Crystal Plasticity Based Constitutive Modeling of Plastic Deformation Under Complex Strain Paths in AA 5754

The strain-based forming limit diagram has been widely used for representing metal formability. However, the strong strain path dependency limits its use since forming operations often involve complex loading conditions. Forming limit stresses have been found to be insensitive to strain paths and thus proposed to be more general failure criteria for metal forming. Such a shift from the strain space to the stress space requires accurate descriptions of material constitutive behaviors.;A bi-linear strain path deformation, consisting of equal-biaxial stretch followed by uniaxial tension, was explored to study the strain path change effect.
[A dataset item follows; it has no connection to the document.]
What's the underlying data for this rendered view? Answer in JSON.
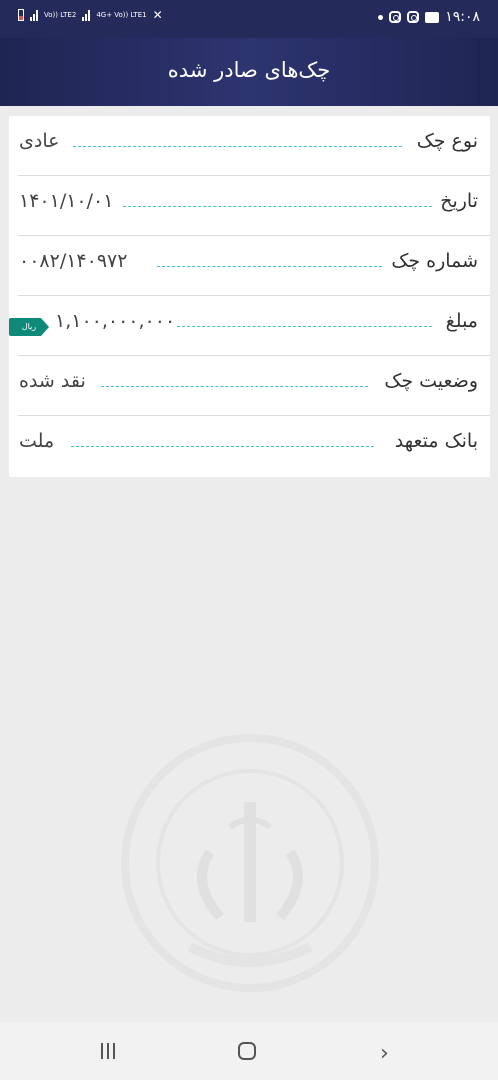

The evolution of mechanical behaviors with the strain path change was carefully analyzed and fitted to the VPSC model. It was shown that taking anisotropic hardening behaviors into account better predicted the transient behaviors associated with the strain path change. In addition, room temperature recovery in deformed AA5754 samples had significant effect on mechanical behaviors in subsequent uniaxial loading, and should be taken into account when dealing with multi-stage deformation.;Constitutive equations for the multiaxial stress-strain behavior of AA 5754 sheets have been developed, based on crystal plasticity. A Taylor-based polycrystal plasticity model, a tangent formulation of self-consistent viscoplastic model (VPSC) and an N-site viscoplastic model based on the Fast Fourier Transform (VPFFT) were used to fit a single slip system hardening law to the available data for uniaxial tension, plane strain and biaxial stretching. The computations are based on the measured initial texture and material parameters fitted from experimental stress-strain curves. When simulating multiaxial tests using the developed hardening law, models that allow both stress and strain variations in grains give better predictions of the stress-strain curves. Furthermore, generally the simulated texture evolution is too rapid when compared to the experiments. By incorporating a more detailed neighbor interaction effect, the VPFFT model predicts texture evolution in better agreement with experiments. Further efforts were taken to study the dependence of constitutive relations on the Stage IV hardening, rate sensitivity exponent and biaxial strain ratios.